The album's six songs are not only lengthy, they also subvert the verse-chorus-verse tradition in favor of sprawling, unpredictable sonic narratives. Opener "Deterritory" rattles toward a wildly delirious crescendo and the assertion "it's not enough to hate the world we live within," which makes for a bracing introduction to an album of frantically divergent trails. On the other hand, "Fourth Zone Gates" offers a stream-of-consciousness lyrical slant, and a balmy musical backing to match. But it's a dream broken by steely, lacerating guitar eruptions, which indicate how determined this record is to play with listeners' senses.

The musical eccentricities of the record are paired with big themes and an emotionally raw vocal performance from frontman John Rossiter. "Saganism vs. Buddhism" pitches science against spiritualism only to discover they're not mutually exclusive, but it's perhaps the piercing acknowledgment of mortality evident on "For Nana" that emphatically cuts to the quick. At its center, Rossiter surrenders to hard truths without faltering ("I won’t see you anymore/life's a fit of moving on/blood and breath will leave you sore") on a glistening rumination on loss and the finality of death. It's far from sugar-coated, but an oddly comforting awakening nonetheless.

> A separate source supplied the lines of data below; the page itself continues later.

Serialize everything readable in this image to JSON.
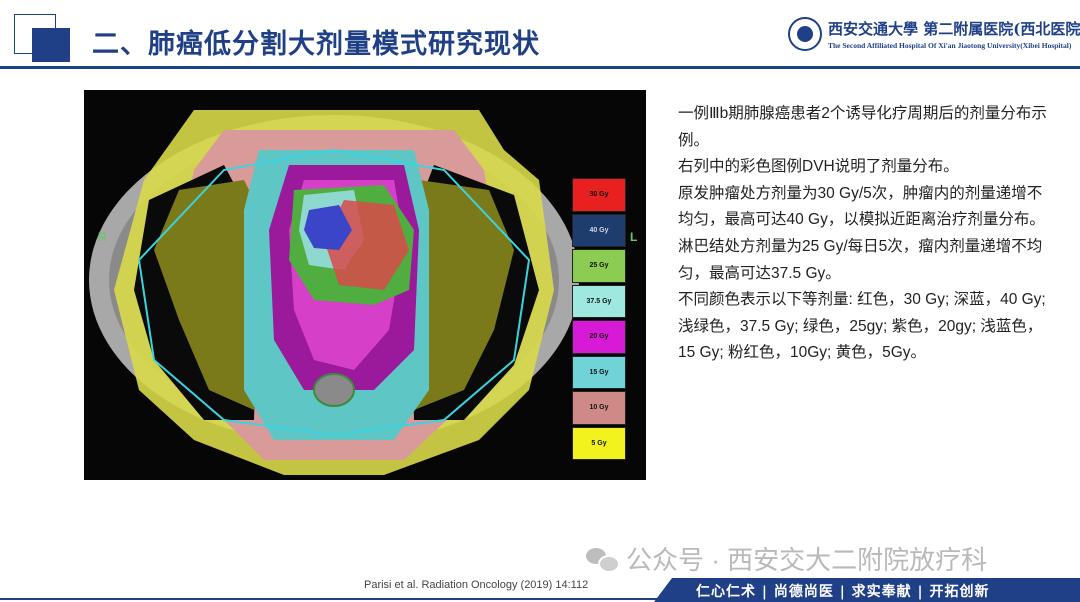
{
  "header": {
    "title": "二、肺癌低分割大剂量模式研究现状",
    "logo_cn": "西安交通大學 第二附属医院(西北医院)",
    "logo_en": "The Second Affiliated Hospital Of Xi'an Jiaotong University(Xibei Hospital)"
  },
  "figure": {
    "orientation_left": "R",
    "orientation_right": "L",
    "legend": [
      {
        "label": "30 Gy",
        "color": "#e8201f"
      },
      {
        "label": "40 Gy",
        "color": "#1e3c6e"
      },
      {
        "label": "25 Gy",
        "color": "#8dcc52"
      },
      {
        "label": "37.5 Gy",
        "color": "#9fe8e0"
      },
      {
        "label": "20 Gy",
        "color": "#d61ad6"
      },
      {
        "label": "15 Gy",
        "color": "#6fd3d8"
      },
      {
        "label": "10 Gy",
        "color": "#cf8a88"
      },
      {
        "label": "5 Gy",
        "color": "#f2f21e"
      }
    ]
  },
  "description": {
    "paragraphs": [
      "一例Ⅲb期肺腺癌患者2个诱导化疗周期后的剂量分布示例。",
      "右列中的彩色图例DVH说明了剂量分布。",
      "原发肿瘤处方剂量为30 Gy/5次，肿瘤内的剂量递增不均匀，最高可达40 Gy，以模拟近距离治疗剂量分布。",
      "淋巴结处方剂量为25 Gy/每日5次，瘤内剂量递增不均匀，最高可达37.5 Gy。",
      "不同颜色表示以下等剂量: 红色，30 Gy; 深蓝，40 Gy; 浅绿色，37.5 Gy; 绿色，25gy; 紫色，20gy; 浅蓝色，15 Gy; 粉红色，10Gy; 黄色，5Gy。"
    ]
  },
  "footer": {
    "citation": "Parisi et al. Radiation Oncology (2019) 14:112",
    "watermark": "公众号 · 西安交大二附院放疗科",
    "motto": "仁心仁术 | 尚德尚医 | 求实奉献 | 开拓创新"
  }
}
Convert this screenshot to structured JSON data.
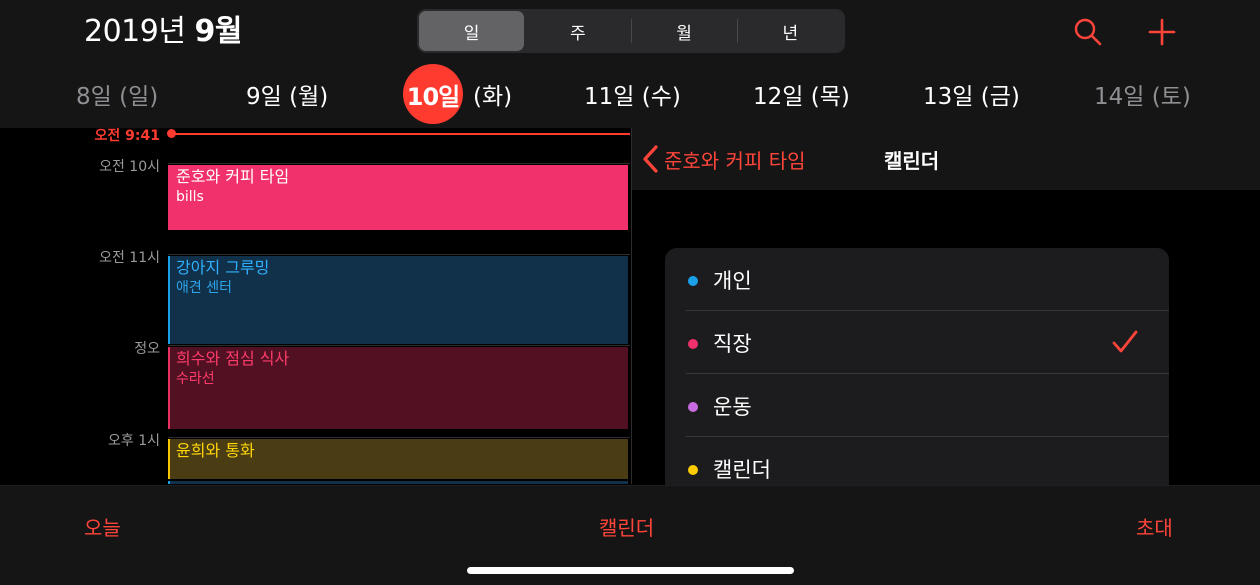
{
  "header": {
    "title_year": "2019년",
    "title_month": "9월",
    "view_segments": [
      {
        "label": "일",
        "active": true
      },
      {
        "label": "주",
        "active": false
      },
      {
        "label": "월",
        "active": false
      },
      {
        "label": "년",
        "active": false
      }
    ],
    "search_icon": "search-icon",
    "add_icon": "plus-icon",
    "accent_color": "#ff3b30"
  },
  "days": [
    {
      "date": "8일",
      "weekday": "(일)",
      "dim": true
    },
    {
      "date": "9일",
      "weekday": "(월)",
      "dim": false
    },
    {
      "date": "10일",
      "weekday": "(화)",
      "today": true
    },
    {
      "date": "11일",
      "weekday": "(수)",
      "dim": false
    },
    {
      "date": "12일",
      "weekday": "(목)",
      "dim": false
    },
    {
      "date": "13일",
      "weekday": "(금)",
      "dim": false
    },
    {
      "date": "14일",
      "weekday": "(토)",
      "dim": true
    }
  ],
  "timeline": {
    "now_label": "오전 9:41",
    "hours": [
      "오전 10시",
      "오전 11시",
      "정오",
      "오후 1시"
    ],
    "events": [
      {
        "title": "준호와 커피 타임",
        "subtitle": "bills",
        "bg": "#f0316b",
        "bar": "#f0316b",
        "title_color": "#ffffff",
        "sub_color": "#ffffff"
      },
      {
        "title": "강아지 그루밍",
        "subtitle": "애견 센터",
        "bg": "#11304a",
        "bar": "#1aa0e8",
        "title_color": "#2fb0ff",
        "sub_color": "#2fa3e8"
      },
      {
        "title": "희수와 점심 식사",
        "subtitle": "수라선",
        "bg": "#521122",
        "bar": "#e83161",
        "title_color": "#ff3b6b",
        "sub_color": "#ff3b6b"
      },
      {
        "title": "윤희와 통화",
        "subtitle": "",
        "bg": "#4a3d14",
        "bar": "#f7c600",
        "title_color": "#ffd60a",
        "sub_color": "#ffd60a"
      }
    ]
  },
  "panel": {
    "back_label": "준호와 커피 타임",
    "back_icon": "chevron-left-icon",
    "title": "캘린더",
    "calendars": [
      {
        "name": "개인",
        "color": "#1aa0e8",
        "checked": false
      },
      {
        "name": "직장",
        "color": "#f0316b",
        "checked": true
      },
      {
        "name": "운동",
        "color": "#c86be0",
        "checked": false
      },
      {
        "name": "캘린더",
        "color": "#ffcc00",
        "checked": false
      }
    ],
    "check_icon": "checkmark-icon"
  },
  "toolbar": {
    "today_label": "오늘",
    "calendars_label": "캘린더",
    "inbox_label": "초대"
  }
}
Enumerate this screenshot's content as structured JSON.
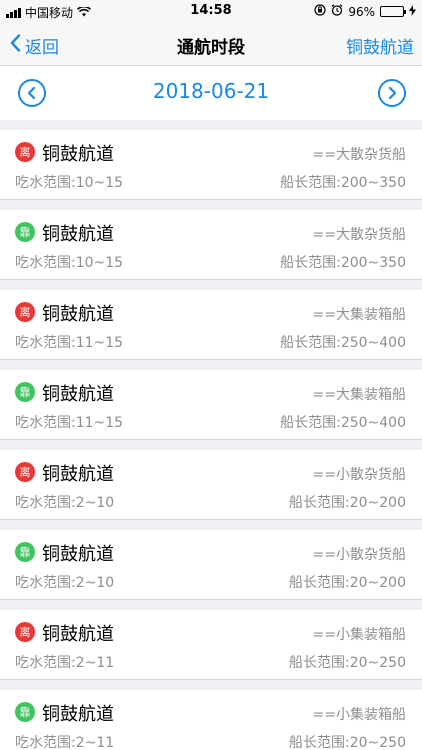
{
  "status_bar": {
    "carrier": "中国移动",
    "time": "14:58",
    "battery": "96%"
  },
  "nav": {
    "back_label": "返回",
    "title": "通航时段",
    "right_label": "铜鼓航道"
  },
  "date_bar": {
    "date": "2018-06-21"
  },
  "colors": {
    "accent": "#1c88e0",
    "leave": "#e53935",
    "dock": "#43c463"
  },
  "items": [
    {
      "badge": "离",
      "badge_kind": "leave",
      "name": "铜鼓航道",
      "type": "==大散杂货船",
      "draft": "吃水范围:10~15",
      "length": "船长范围:200~350"
    },
    {
      "badge": "靠",
      "badge_kind": "dock",
      "name": "铜鼓航道",
      "type": "==大散杂货船",
      "draft": "吃水范围:10~15",
      "length": "船长范围:200~350"
    },
    {
      "badge": "离",
      "badge_kind": "leave",
      "name": "铜鼓航道",
      "type": "==大集装箱船",
      "draft": "吃水范围:11~15",
      "length": "船长范围:250~400"
    },
    {
      "badge": "靠",
      "badge_kind": "dock",
      "name": "铜鼓航道",
      "type": "==大集装箱船",
      "draft": "吃水范围:11~15",
      "length": "船长范围:250~400"
    },
    {
      "badge": "离",
      "badge_kind": "leave",
      "name": "铜鼓航道",
      "type": "==小散杂货船",
      "draft": "吃水范围:2~10",
      "length": "船长范围:20~200"
    },
    {
      "badge": "靠",
      "badge_kind": "dock",
      "name": "铜鼓航道",
      "type": "==小散杂货船",
      "draft": "吃水范围:2~10",
      "length": "船长范围:20~200"
    },
    {
      "badge": "离",
      "badge_kind": "leave",
      "name": "铜鼓航道",
      "type": "==小集装箱船",
      "draft": "吃水范围:2~11",
      "length": "船长范围:20~250"
    },
    {
      "badge": "靠",
      "badge_kind": "dock",
      "name": "铜鼓航道",
      "type": "==小集装箱船",
      "draft": "吃水范围:2~11",
      "length": "船长范围:20~250"
    }
  ]
}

In an act of seemingly commercial indifference, Young Jesus close the record with 20-minute-plus "Gulf." In a century that's "moving too quickly," Rossiter transposes Leonard Cohen's "crack" for a gulf, but also hopefully insists, "In these awful moments/there’s a brightness everywhere." That brightness really comes to fruition as the song concludes with cascading guitars and Rossiter's burning vocal. The Whole Thing Is Just There is far from a neat, conclusive record, but it's a compelling one that acknowledges the opaque nature of existence and our ability to reflect that through art, or as Rossiter sings, "how a feeling is a song/so incomplete."